Ordering of binary colloidal crystals by random potentials
André S. Nunes, Sabareesh K. P. Velu, Iryna Kasianiuk, Denys Kasyanyuk, Agnese Callegari, Giorgio Volpe, Margarida M. Telo da Gama, Giovanni Volpe & Nuno A. M. Araújo
Structural defects are ubiquitous in condensed matter, and not always a nuisance. For example, they underlie phenomena such as Anderson localization and hyperuniformity, and they are now being exploited to engineer novel materials. Here, we show experimentally that the density of structural defects in a 2D binary colloidal crystal can be engineered with a random potential. We generate the random potential using an optical speckle pattern, whose induced forces act strongly on one species of particles (strong particles) and weakly on the other (weak particles). Thus, the strong particles are more attracted to the randomly distributed local minima of the optical potential, leaving a trail of defects in the crystalline structure of the colloidal crystal. While, as expected, the crystalline ordering initially decreases with increasing fraction of strong particles, the crystalline order is surprisingly recovered for sufficiently large fractions. We confirm our experimental results with particle-based simulations, which permit us to elucidate how this non-monotonic behavior results from the competition between the particle-potential and particle-particle interactions.

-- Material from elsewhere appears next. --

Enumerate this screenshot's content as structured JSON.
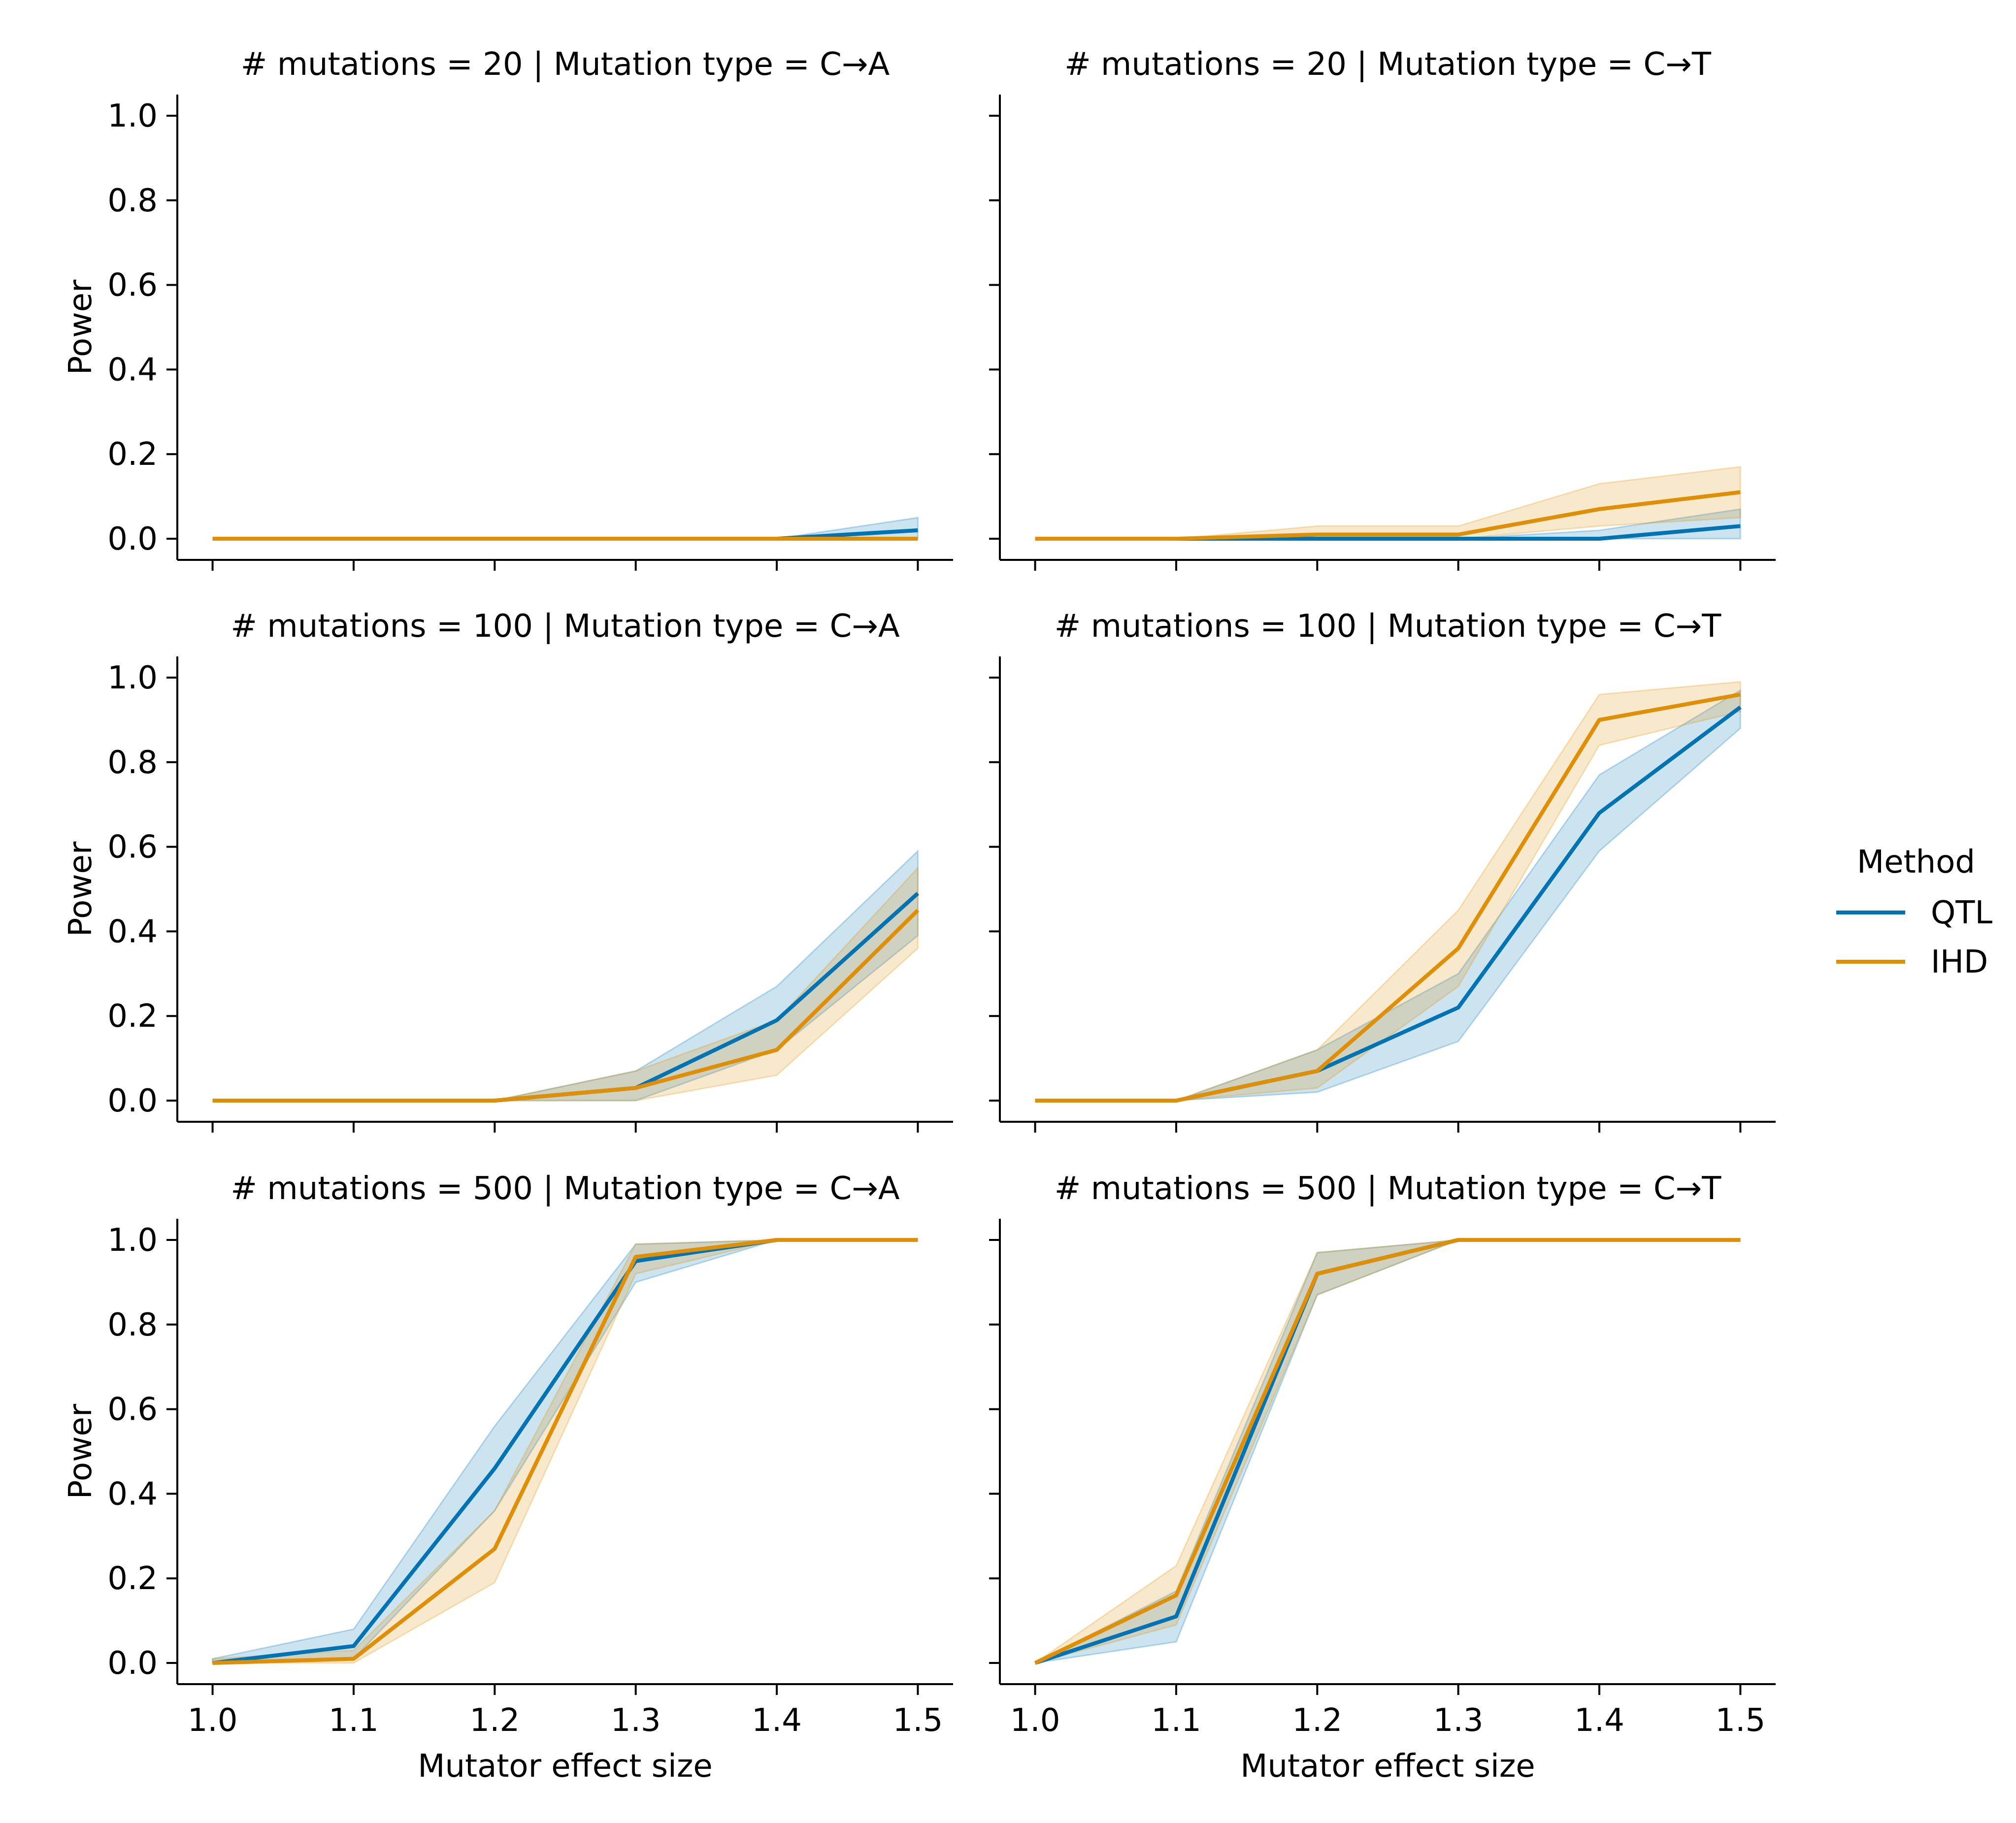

Controlling the dynamics of colloidal particles by critical Casimir forces
(Back cover article)
Alessandro Magazzù, Agnese Callegari, Juan Pablo Staforelli, Andrea Gambassi, Siegfried Dietrich & Giovanni Volpe
Soft Matter 15(10), 2152—2162 (2019)
Critical Casimir forces can play an important role for applications in nano-science and nano-technology, owing to their piconewton strength, nanometric action range, fine tunability as a function of temperature, and exquisite dependence on the surface properties of the involved objects. Here, we investigate the effects of critical Casimir forces on the free dynamics of a pair of colloidal particles dispersed in the bulk of a near-critical binary liquid solvent, using blinking optical tweezers. In particular, we measure the time evolution of the distance between the two colloids to determine their relative diffusion and drift velocity. Furthermore, we show how critical Casimir forces change the dynamic properties of this two-colloid system by studying the temperature dependence of the distribution of the so-called first-passage time, i.e., of the time necessary for the particles to reach for the first time a certain separation, starting from an initially assigned one. These data are in good agreement with theoretical results obtained from Monte Carlo simulations and Langevin dynamics.